Laila! has flourished more in the year leading up to her 19th birthday than some artists do in decades. The Brooklyn-based singer-songwriter and producer first broke through on TikTok with spacey viral ditties “Like That” and “Not My Problem,” showing her intrinsic ear for R&B’s current wave and its off-center potential. She quickly followed that with her purely DIY debut album, Gap Year!, which helped nab Tyler, the Creator and Solange as fans.
This wunderkind also happens to be the daughter of lauded East Coast rhymer Yasiin Bey, formerly known as Mos Def. But Laila! has another vocalist from a famous family on her mind when we speak over Zoom — one who also had to prove her star power to the world.
“Janet Jackson is someone that I admire so, so much,” she says. “Especially from her starting so young and making that transition into womanhood publicly. It’s a weird thing to have to do, but she was stunning and flawless at every stage and level of her career. That’s something that I definitely want to be able to do.”
Laila, who was born in 2006, notes R&B’s transition from gated reverb snares to more hip-hop-oriented sonics in the 1990s, citing Brandy, Aaliyah, and Lauryn Hill as influences. If the teenager were any older, she easily could’ve been a key player in the hip-hop soul movement of years past, but since she was raised decades after Jackson took Control, Laila! looks to the singer’s janet. album as a touchstone. Gap Year! has a similarly energetic and affectionate tone, intermingled with dreamy, television-inspired textures that cushion Laila! in a sweet spot of innocence.
“A lot of ’90s sitcoms were really special, and even ’80s sitcoms,” she says. “I remember always being kind of enthralled with the Full House intro. I feel like as a producer, when you listen to anything that has music, you kind of hear it in a different way.”
Tyler, the Creator has been a particularly important Laila! champion, even inviting her to perform at Camp Flog Gnaw last November. This month, she’s embarking on her first headlining tour, which hits 10 cities.
Laila! recalls chatting with Tyler after she performed at his festival: “I was like, ‘Dude, this is crazy, I can’t believe how many people came to my stage.’ He was like, ‘Dude, you’re up. What do you mean you can’t believe how many people came to your stage?’ And I was just like, Damn, maybe he’s right. I was shocked the whole time.”

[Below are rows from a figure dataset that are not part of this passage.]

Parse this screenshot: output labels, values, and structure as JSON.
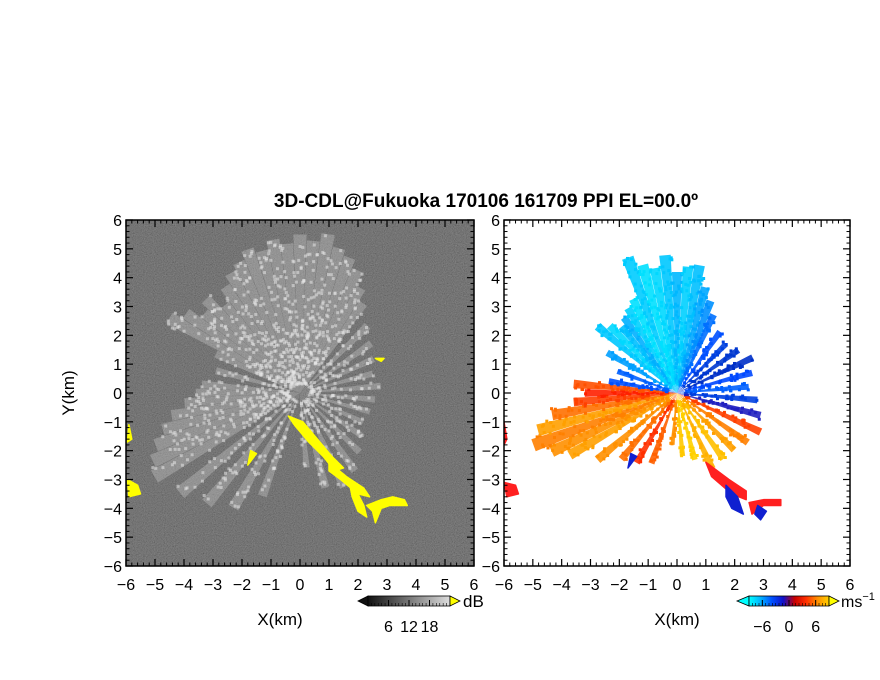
{
  "chart_data": {
    "type": "heatmap",
    "title": "3D-CDL@Fukuoka 170106 161709 PPI EL=00.0º",
    "panels": [
      {
        "id": "left",
        "quantity": "reflectivity (dB)",
        "xlabel": "X(km)",
        "ylabel": "Y(km)",
        "xlim": [
          -6,
          6
        ],
        "ylim": [
          -6,
          6
        ],
        "xticks": [
          "−6",
          "−5",
          "−4",
          "−3",
          "−2",
          "−1",
          "0",
          "1",
          "2",
          "3",
          "4",
          "5",
          "6"
        ],
        "yticks": [
          "6",
          "5",
          "4",
          "3",
          "2",
          "1",
          "0",
          "−1",
          "−2",
          "−3",
          "−4",
          "−5",
          "−6"
        ],
        "background": "#1e1e1e",
        "echo_color": "#e6e6e6",
        "clutter_color": "#ffff00",
        "colorbar": {
          "unit": "dB",
          "ticks": [
            "6",
            "12",
            "18"
          ],
          "tick_values": [
            6,
            12,
            18
          ],
          "range": [
            0,
            24
          ],
          "colors": [
            "#111111",
            "#555555",
            "#999999",
            "#dddddd"
          ],
          "extend_low": "#111111",
          "extend_high": "#ffff00"
        },
        "clutter_regions": [
          [
            [
              -5.9,
              -1.1
            ],
            [
              -5.8,
              -1.6
            ],
            [
              -5.95,
              -1.7
            ]
          ],
          [
            [
              -5.95,
              -3.0
            ],
            [
              -5.6,
              -3.2
            ],
            [
              -5.5,
              -3.5
            ],
            [
              -5.9,
              -3.6
            ]
          ],
          [
            [
              -0.4,
              -0.8
            ],
            [
              0.1,
              -1.0
            ],
            [
              0.6,
              -1.6
            ],
            [
              1.1,
              -2.2
            ],
            [
              1.5,
              -2.6
            ],
            [
              1.2,
              -2.7
            ],
            [
              0.8,
              -2.2
            ],
            [
              0.3,
              -1.7
            ],
            [
              -0.2,
              -1.1
            ]
          ],
          [
            [
              1.0,
              -2.4
            ],
            [
              1.6,
              -2.9
            ],
            [
              2.2,
              -3.3
            ],
            [
              2.4,
              -3.6
            ],
            [
              2.0,
              -3.5
            ],
            [
              1.4,
              -3.0
            ],
            [
              1.0,
              -2.7
            ]
          ],
          [
            [
              1.7,
              -3.1
            ],
            [
              2.0,
              -3.5
            ],
            [
              2.2,
              -3.9
            ],
            [
              2.3,
              -4.3
            ],
            [
              2.0,
              -4.1
            ],
            [
              1.8,
              -3.6
            ]
          ],
          [
            [
              2.3,
              -3.9
            ],
            [
              2.8,
              -3.7
            ],
            [
              3.2,
              -3.6
            ],
            [
              3.6,
              -3.7
            ],
            [
              3.7,
              -3.9
            ],
            [
              3.1,
              -3.9
            ],
            [
              2.8,
              -4.0
            ],
            [
              2.6,
              -4.5
            ],
            [
              2.5,
              -4.1
            ]
          ],
          [
            [
              -1.7,
              -2.0
            ],
            [
              -1.5,
              -2.1
            ],
            [
              -1.8,
              -2.5
            ]
          ],
          [
            [
              2.6,
              1.2
            ],
            [
              2.9,
              1.2
            ],
            [
              2.8,
              1.1
            ]
          ]
        ],
        "rays": [
          {
            "az": 300,
            "len": 5.2
          },
          {
            "az": 305,
            "len": 4.8
          },
          {
            "az": 310,
            "len": 4.3
          },
          {
            "az": 315,
            "len": 4.6
          },
          {
            "az": 320,
            "len": 4.0
          },
          {
            "az": 325,
            "len": 4.5
          },
          {
            "az": 330,
            "len": 4.8
          },
          {
            "az": 335,
            "len": 5.0
          },
          {
            "az": 340,
            "len": 5.3
          },
          {
            "az": 345,
            "len": 5.1
          },
          {
            "az": 350,
            "len": 5.4
          },
          {
            "az": 355,
            "len": 5.2
          },
          {
            "az": 0,
            "len": 5.5
          },
          {
            "az": 5,
            "len": 5.3
          },
          {
            "az": 10,
            "len": 5.6
          },
          {
            "az": 15,
            "len": 5.2
          },
          {
            "az": 20,
            "len": 5.0
          },
          {
            "az": 25,
            "len": 4.7
          },
          {
            "az": 30,
            "len": 4.2
          },
          {
            "az": 35,
            "len": 3.8
          },
          {
            "az": 45,
            "len": 3.3
          },
          {
            "az": 55,
            "len": 3.0
          },
          {
            "az": 65,
            "len": 2.8
          },
          {
            "az": 75,
            "len": 2.6
          },
          {
            "az": 85,
            "len": 2.8
          },
          {
            "az": 95,
            "len": 2.6
          },
          {
            "az": 105,
            "len": 2.5
          },
          {
            "az": 115,
            "len": 2.4
          },
          {
            "az": 125,
            "len": 2.6
          },
          {
            "az": 135,
            "len": 2.9
          },
          {
            "az": 145,
            "len": 3.3
          },
          {
            "az": 155,
            "len": 3.6
          },
          {
            "az": 165,
            "len": 3.4
          },
          {
            "az": 175,
            "len": 2.6
          },
          {
            "az": 200,
            "len": 3.8
          },
          {
            "az": 210,
            "len": 4.6
          },
          {
            "az": 220,
            "len": 5.0
          },
          {
            "az": 230,
            "len": 5.4
          },
          {
            "az": 240,
            "len": 5.8
          },
          {
            "az": 245,
            "len": 5.6
          },
          {
            "az": 250,
            "len": 5.3
          },
          {
            "az": 255,
            "len": 4.9
          },
          {
            "az": 260,
            "len": 4.5
          },
          {
            "az": 265,
            "len": 4.0
          },
          {
            "az": 270,
            "len": 3.6
          },
          {
            "az": 275,
            "len": 3.4
          },
          {
            "az": 285,
            "len": 3.0
          },
          {
            "az": 295,
            "len": 3.2
          }
        ]
      },
      {
        "id": "right",
        "quantity": "Doppler velocity (m s⁻¹)",
        "xlabel": "X(km)",
        "xlim": [
          -6,
          6
        ],
        "ylim": [
          -6,
          6
        ],
        "xticks": [
          "−6",
          "−5",
          "−4",
          "−3",
          "−2",
          "−1",
          "0",
          "1",
          "2",
          "3",
          "4",
          "5",
          "6"
        ],
        "yticks": [
          "6",
          "5",
          "4",
          "3",
          "2",
          "1",
          "0",
          "−1",
          "−2",
          "−3",
          "−4",
          "−5",
          "−6"
        ],
        "background": "#ffffff",
        "colorbar": {
          "unit": "ms",
          "unit_exponent": "−1",
          "ticks": [
            "−6",
            "0",
            "6"
          ],
          "tick_values": [
            -6,
            0,
            6
          ],
          "range": [
            -9,
            9
          ],
          "colors": [
            "#00ffff",
            "#00b4ff",
            "#0050ff",
            "#1010c8",
            "#c80000",
            "#ff3000",
            "#ff9000",
            "#ffd000"
          ],
          "extend_low": "#00ffff",
          "extend_high": "#ffff00"
        },
        "velocity_rays": [
          {
            "az": 310,
            "len": 3.6,
            "color": "#00c8ff"
          },
          {
            "az": 315,
            "len": 3.3,
            "color": "#00d8ff"
          },
          {
            "az": 320,
            "len": 3.0,
            "color": "#00c0ff"
          },
          {
            "az": 325,
            "len": 3.2,
            "color": "#00b0ff"
          },
          {
            "az": 330,
            "len": 3.4,
            "color": "#00d0ff"
          },
          {
            "az": 335,
            "len": 3.6,
            "color": "#00e0ff"
          },
          {
            "az": 340,
            "len": 5.0,
            "color": "#00ccff"
          },
          {
            "az": 345,
            "len": 4.6,
            "color": "#00e0ff"
          },
          {
            "az": 350,
            "len": 4.4,
            "color": "#00d8ff"
          },
          {
            "az": 355,
            "len": 4.8,
            "color": "#00c8ff"
          },
          {
            "az": 0,
            "len": 4.2,
            "color": "#00b8ff"
          },
          {
            "az": 5,
            "len": 4.4,
            "color": "#00d0ff"
          },
          {
            "az": 10,
            "len": 4.5,
            "color": "#00c0ff"
          },
          {
            "az": 15,
            "len": 3.8,
            "color": "#00a8ff"
          },
          {
            "az": 20,
            "len": 3.4,
            "color": "#0090ff"
          },
          {
            "az": 25,
            "len": 3.0,
            "color": "#0070ff"
          },
          {
            "az": 35,
            "len": 2.6,
            "color": "#0050ff"
          },
          {
            "az": 45,
            "len": 2.4,
            "color": "#0040e0"
          },
          {
            "az": 55,
            "len": 2.6,
            "color": "#0038d0"
          },
          {
            "az": 65,
            "len": 2.9,
            "color": "#0030c8"
          },
          {
            "az": 75,
            "len": 2.7,
            "color": "#0048ff"
          },
          {
            "az": 85,
            "len": 2.5,
            "color": "#0060ff"
          },
          {
            "az": 95,
            "len": 2.8,
            "color": "#0040e0"
          },
          {
            "az": 105,
            "len": 3.0,
            "color": "#2020c0"
          },
          {
            "az": 115,
            "len": 3.2,
            "color": "#ff4000"
          },
          {
            "az": 125,
            "len": 3.0,
            "color": "#ff8000"
          },
          {
            "az": 135,
            "len": 2.8,
            "color": "#ffa000"
          },
          {
            "az": 145,
            "len": 2.8,
            "color": "#ffc000"
          },
          {
            "az": 155,
            "len": 2.9,
            "color": "#ffb000"
          },
          {
            "az": 165,
            "len": 2.4,
            "color": "#ffd000"
          },
          {
            "az": 175,
            "len": 2.2,
            "color": "#ffc800"
          },
          {
            "az": 185,
            "len": 1.8,
            "color": "#ff9000"
          },
          {
            "az": 200,
            "len": 2.6,
            "color": "#ff6000"
          },
          {
            "az": 210,
            "len": 2.8,
            "color": "#ff3000"
          },
          {
            "az": 220,
            "len": 3.0,
            "color": "#ff7000"
          },
          {
            "az": 230,
            "len": 3.6,
            "color": "#ff9000"
          },
          {
            "az": 240,
            "len": 4.3,
            "color": "#ffa000"
          },
          {
            "az": 245,
            "len": 4.8,
            "color": "#ff9000"
          },
          {
            "az": 250,
            "len": 5.3,
            "color": "#ff8000"
          },
          {
            "az": 255,
            "len": 5.0,
            "color": "#ffa000"
          },
          {
            "az": 260,
            "len": 4.4,
            "color": "#ff7000"
          },
          {
            "az": 265,
            "len": 3.6,
            "color": "#ff4000"
          },
          {
            "az": 270,
            "len": 3.2,
            "color": "#ff2000"
          },
          {
            "az": 275,
            "len": 3.6,
            "color": "#ff5000"
          },
          {
            "az": 280,
            "len": 2.4,
            "color": "#0050ff"
          },
          {
            "az": 290,
            "len": 2.2,
            "color": "#0060ff"
          },
          {
            "az": 300,
            "len": 2.8,
            "color": "#00a0ff"
          }
        ],
        "clutter_regions": [
          {
            "color": "#ff2020",
            "points": [
              [
                1.0,
                -2.4
              ],
              [
                1.8,
                -3.0
              ],
              [
                2.4,
                -3.4
              ],
              [
                2.4,
                -3.7
              ],
              [
                1.9,
                -3.5
              ],
              [
                1.2,
                -2.9
              ]
            ]
          },
          {
            "color": "#1020d0",
            "points": [
              [
                1.7,
                -3.2
              ],
              [
                2.1,
                -3.6
              ],
              [
                2.3,
                -4.2
              ],
              [
                1.9,
                -4.0
              ],
              [
                1.7,
                -3.6
              ]
            ]
          },
          {
            "color": "#ff2020",
            "points": [
              [
                2.5,
                -3.8
              ],
              [
                3.0,
                -3.7
              ],
              [
                3.6,
                -3.7
              ],
              [
                3.6,
                -3.9
              ],
              [
                3.0,
                -3.9
              ],
              [
                2.6,
                -4.2
              ]
            ]
          },
          {
            "color": "#1020d0",
            "points": [
              [
                2.8,
                -3.9
              ],
              [
                3.1,
                -4.1
              ],
              [
                2.9,
                -4.4
              ],
              [
                2.7,
                -4.2
              ]
            ]
          },
          {
            "color": "#ff2020",
            "points": [
              [
                -6.0,
                -1.0
              ],
              [
                -5.9,
                -1.6
              ],
              [
                -6.0,
                -1.8
              ]
            ]
          },
          {
            "color": "#ff2020",
            "points": [
              [
                -6.0,
                -3.1
              ],
              [
                -5.6,
                -3.2
              ],
              [
                -5.5,
                -3.5
              ],
              [
                -5.9,
                -3.6
              ]
            ]
          },
          {
            "color": "#1020d0",
            "points": [
              [
                -1.6,
                -2.1
              ],
              [
                -1.4,
                -2.2
              ],
              [
                -1.7,
                -2.6
              ]
            ]
          }
        ]
      }
    ]
  }
}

Although Laila! is still getting used to the attention being on her after years of beatmaking in her bedroom studio, she’s starting to see how much she has in common with her fellow artists. “As a kid, you kind of feel far removed from the people that you admire,” she says. “Not in a bad way, just in the scope of it and how big people seem. But then you’re like, ‘Oh my god, we really just love the same thing.’ I feel less like a little kid; I feel like I’m actually doing this and I actually care about it and that’s why I’m here.”
A part of why Laila’s here is her willingness to take a chance on her vocal and production skills, both of which she’s proud of. She’s used GarageBand since she was 14, and she has words of encouragement for other young musicians.
“Obviously, be open to learning, but also don’t let anyone cut off your creative instincts, ’cause those are the things that are going to make you grow,” she says. “Those are the muscles that you need to develop on your own as a producer to intuitively figure things out yourself.”
Laila! also slams the misconception that women aren’t behind the boards as much as they are in the recording booth. Solange has crafted rough sketches of songs on her iPhone, brought them to life during jam sessions and, separately, composed a New York City Ballet score. Janet Jackson, Lauryn Hill, and Mariah Carey have all received Grammy nominations for Producer of the Year, but as of 2025, a woman has yet to take home an award in that category. So when Laila! speaks on the possibilities of female producers like herself, she isn’t just referring to those following her path —she wants respect for her progenitors, too.
“I don’t think that girls aren’t interested in music production or that we’re not producers,” Laila! says. “I think we are; it’s just no one really sees it.”
She continues, “It doesn’t make sense that the statistics are saying that 96 percent of producers in the U.S. are male. There are so many women that are artists that are mainstream artists that people don’t even know are actually producers, as well.”
As if the artist nicknamed “Baby Genius” hasn’t accomplished enough at a tender age, Laila! tells me that she plans to record a Spanish-language album — something that her abuela, known to Gap Year! fans as Mami Nelly, can embrace.
“I don’t want people to forget that I am Dominican and I do speak Spanish — not fluently, but I’m getting there, OK?” she says. “I’m first-generation. It’s part of my culture and also part of who I am. I just want to be able to connect with as many people as possible, and Spanish is a beautiful language.”
Rather than trying to fit the mold, Laila! is poised to take her internet-savvy charm global by following her own instincts.
“Gap Year!, I wrote a lot of those songs when I was still 16,” she says. “So now, I’m not just a kid. I’m becoming a young woman, and that’s something to be celebrated.”